[MongoDB] Build a MongoDB sharding system under the window system (1)

Source: Internet
Author: User
Tags mongodb sharding
This article mainly describes the main principles of the Sharding cluster. Frankly speaking, we just saw that the Sharding system is a bit too tall. I don't understand the American writer KyleBanker Mongodbinaction. First, describe the data with the parts. From other books, sharding is a horizontal scaling of massive data.

This article mainly describes the main principles of the Sharding cluster. Frankly speaking, we just saw that the Sharding system is a bit too tall. Seeing us writer Kyle Banker's "Mongodb in action" does not understand. First, describe the data with the parts. From other books, sharding is a horizontal scaling of massive data.

This article describes the main principles of sharding clusters.

Frankly speaking, I just saw this Sharding system, which is a bit too tall. Seeing us writer Kyle Banker's "Mongodb in action" does not understand. First, describe the data with the parts. From other books, we can see that sharding is a database cluster system that horizontally extends massive data. Data sharding is stored on each sharding node, you can easily configure a distributed MongoDB cluster.

I. Role description three roles are required to build a MongoDB sharding cluster:

The shard server stores the actual data score slices. Each shard can be a Mongod instance, or a group of mongod instances constitute a Replica Set (the Replica Set described in previous blogs ). To implement auto-failover in each shard, MongoDB officially recommends that each shard be a set of Replica sets. Config Server to store a specific collection in multiple shard, You need to specify a shard key for the collection, for example, {age: 1 }, the shard key determines the chunk of the record. (The chunk will be detailed later.) Config Servers is used to store the configuration information of all shard nodes. The shard key range of each chunk is, the distribution of chunk in each shard, The sharding configuration information of all DB and collection in the cluster, Route Process, a front-end Route, which is connected by the client, then, ask the shard to which the config servers needs to query or save the record, connect to the corresponding shard for operation, and finally return the result to the client. The client only needs to send the query or update request originally sent to mongod to rounting processl without worrying about the shard on which the operation record is stored,

Ii. Framework Structure

If you use a physical machine to build a sharded cluster: The structure is as follows:

The ports on each server are different.

Iii. framework Description

As the sharding cluster is abstract, I can see some instructions on other data and make a supplement here;

A: sharding is used to separate databases on multiple servers.

B: query a user involves two queries. The first access to the configuration database is used to obtain the user's shard location. The second query directly accesses the shard containing user data.

C: mainly solves the problem of resizing and load balancing.

D: The famous framework for manual fragment management is Twitter's Gizzard (see: http://mng.bz/4qvd)

E: determines the current system partition: disk activity, system load, and the ratio of the most important working set size to available memory

F: The concept of chunk blocks: it is located in a continuous partition key range in a shard. They are logical, not physical.

G: partition key: MongoDB shards are range-based. That is to say, each document in the sharding set must fall within a value range of the specified key. The partition key allows each document to locate its position in these ranges.

H: splitting and migration

These two concepts are completely different. The split idea is to divide the split block into two parts when the split block data reaches a certain size. The two parts after splitting have the same number of documents. Splitting is only a logical operation and does not affect the physical order of documents in the sharding set.
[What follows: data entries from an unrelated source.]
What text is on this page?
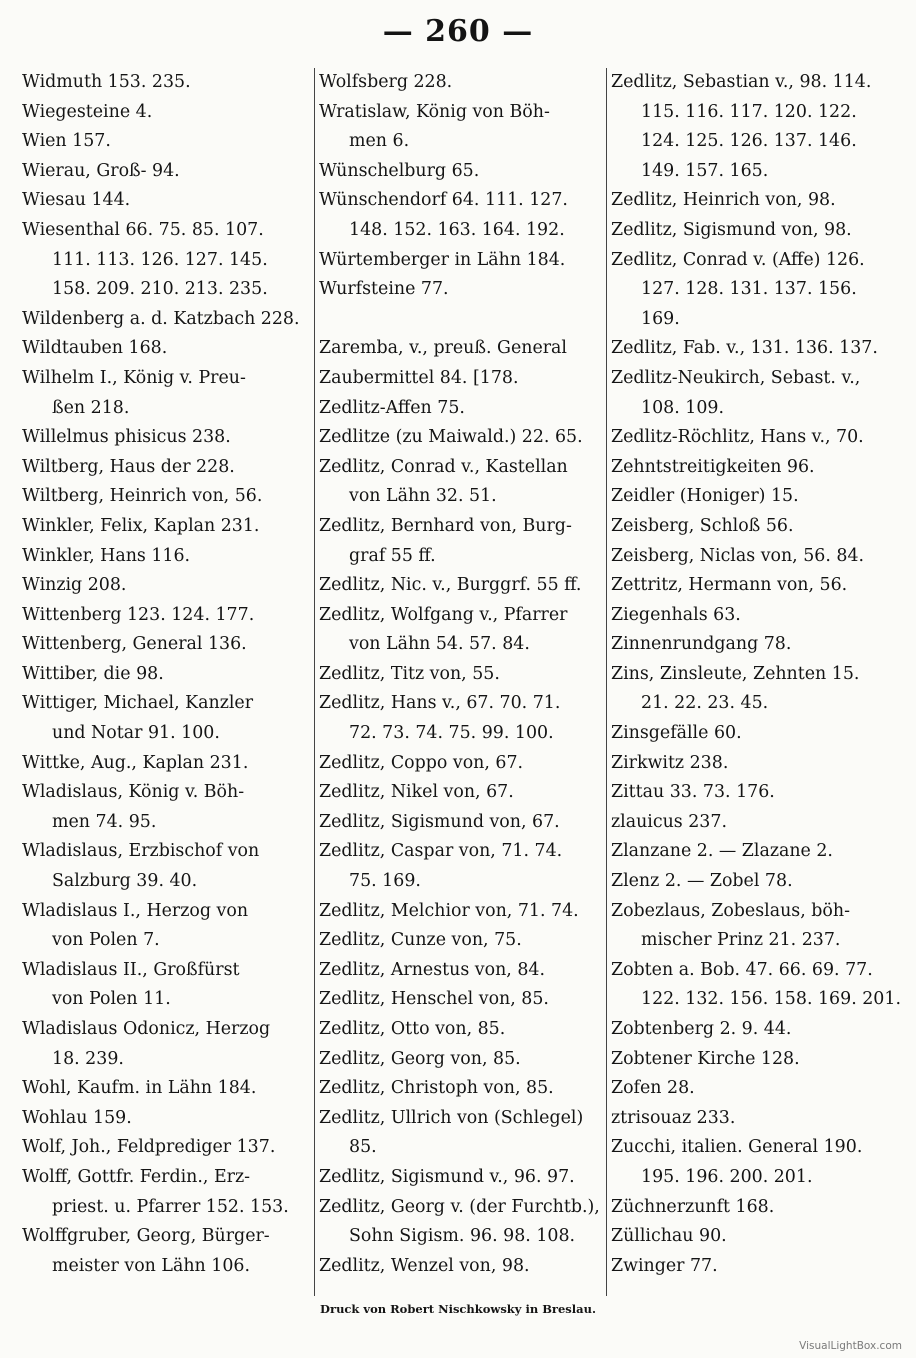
— 260 —
Widmuth 153. 235.
Wiegesteine 4.
Wien 157.
Wierau, Groß- 94.
Wiesau 144.
Wiesenthal 66. 75. 85. 107.
111. 113. 126. 127. 145.
158. 209. 210. 213. 235.
Wildenberg a. d. Katzbach 228.
Wildtauben 168.
Wilhelm I., König v. Preu-
ßen 218.
Willelmus phisicus 238.
Wiltberg, Haus der 228.
Wiltberg, Heinrich von, 56.
Winkler, Felix, Kaplan 231.
Winkler, Hans 116.
Winzig 208.
Wittenberg 123. 124. 177.
Wittenberg, General 136.
Wittiber, die 98.
Wittiger, Michael, Kanzler
und Notar 91. 100.
Wittke, Aug., Kaplan 231.
Wladislaus, König v. Böh-
men 74. 95.
Wladislaus, Erzbischof von
Salzburg 39. 40.
Wladislaus I., Herzog von
von Polen 7.
Wladislaus II., Großfürst
von Polen 11.
Wladislaus Odonicz, Herzog
18. 239.
Wohl, Kaufm. in Lähn 184.
Wohlau 159.
Wolf, Joh., Feldprediger 137.
Wolff, Gottfr. Ferdin., Erz-
priest. u. Pfarrer 152. 153.
Wolffgruber, Georg, Bürger-
meister von Lähn 106.
Wolfsberg 228.
Wratislaw, König von Böh-
men 6.
Wünschelburg 65.
Wünschendorf 64. 111. 127.
148. 152. 163. 164. 192.
Würtemberger in Lähn 184.
Wurfsteine 77.
Zaremba, v., preuß. General
Zaubermittel 84. [178.
Zedlitz-Affen 75.
Zedlitze (zu Maiwald.) 22. 65.
Zedlitz, Conrad v., Kastellan
von Lähn 32. 51.
Zedlitz, Bernhard von, Burg-
graf 55 ff.
Zedlitz, Nic. v., Burggrf. 55 ff.
Zedlitz, Wolfgang v., Pfarrer
von Lähn 54. 57. 84.
Zedlitz, Titz von, 55.
Zedlitz, Hans v., 67. 70. 71.
72. 73. 74. 75. 99. 100.
Zedlitz, Coppo von, 67.
Zedlitz, Nikel von, 67.
Zedlitz, Sigismund von, 67.
Zedlitz, Caspar von, 71. 74.
75. 169.
Zedlitz, Melchior von, 71. 74.
Zedlitz, Cunze von, 75.
Zedlitz, Arnestus von, 84.
Zedlitz, Henschel von, 85.
Zedlitz, Otto von, 85.
Zedlitz, Georg von, 85.
Zedlitz, Christoph von, 85.
Zedlitz, Ullrich von (Schlegel)
85.
Zedlitz, Sigismund v., 96. 97.
Zedlitz, Georg v. (der Furchtb.),
Sohn Sigism. 96. 98. 108.
Zedlitz, Wenzel von, 98.
Zedlitz, Sebastian v., 98. 114.
115. 116. 117. 120. 122.
124. 125. 126. 137. 146.
149. 157. 165.
Zedlitz, Heinrich von, 98.
Zedlitz, Sigismund von, 98.
Zedlitz, Conrad v. (Affe) 126.
127. 128. 131. 137. 156.
169.
Zedlitz, Fab. v., 131. 136. 137.
Zedlitz-Neukirch, Sebast. v.,
108. 109.
Zedlitz-Röchlitz, Hans v., 70.
Zehntstreitigkeiten 96.
Zeidler (Honiger) 15.
Zeisberg, Schloß 56.
Zeisberg, Niclas von, 56. 84.
Zettritz, Hermann von, 56.
Ziegenhals 63.
Zinnenrundgang 78.
Zins, Zinsleute, Zehnten 15.
21. 22. 23. 45.
Zinsgefälle 60.
Zirkwitz 238.
Zittau 33. 73. 176.
zlauicus 237.
Zlanzane 2. — Zlazane 2.
Zlenz 2. — Zobel 78.
Zobezlaus, Zobeslaus, böh-
mischer Prinz 21. 237.
Zobten a. Bob. 47. 66. 69. 77.
122. 132. 156. 158. 169. 201.
Zobtenberg 2. 9. 44.
Zobtener Kirche 128.
Zofen 28.
ztrisouaz 233.
Zucchi, italien. General 190.
195. 196. 200. 201.
Züchnerzunft 168.
Züllichau 90.
Zwinger 77.
Druck von Robert Nischkowsky in Breslau.
VisualLightBox.com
Migration is managed by the balancer software. Its task is to ensure that data is evenly distributed across nodes. This function can be achieved by tracking the number of parts. Generally, when the maximum number of parts in a cluster is greater than 8, the balancer performs a balanced processing.

I: Suggested Framework

Contact Us

The content source of this page is from Internet, which doesn't represent Alibaba Cloud's opinion; products and services mentioned on that page don't have any relationship with Alibaba Cloud. If the content of the page makes you feel confusing, please write us an email, we will handle the problem within 5 days after receiving your email.

If you find any instances of plagiarism from the community, please send an email to: info-contact@alibabacloud.com and provide relevant evidence. A staff member will contact you within 5 working days.

A Free Trial That Lets You Build Big!

Start building with 50+ products and up to 12 months usage for Elastic Compute Service

  • Sales Support

    1 on 1 presale consultation

  • After-Sales Support

    24/7 Technical Support 6 Free Tickets per Quarter Faster Response

  • Alibaba Cloud offers highly flexible support services tailored to meet your exact needs.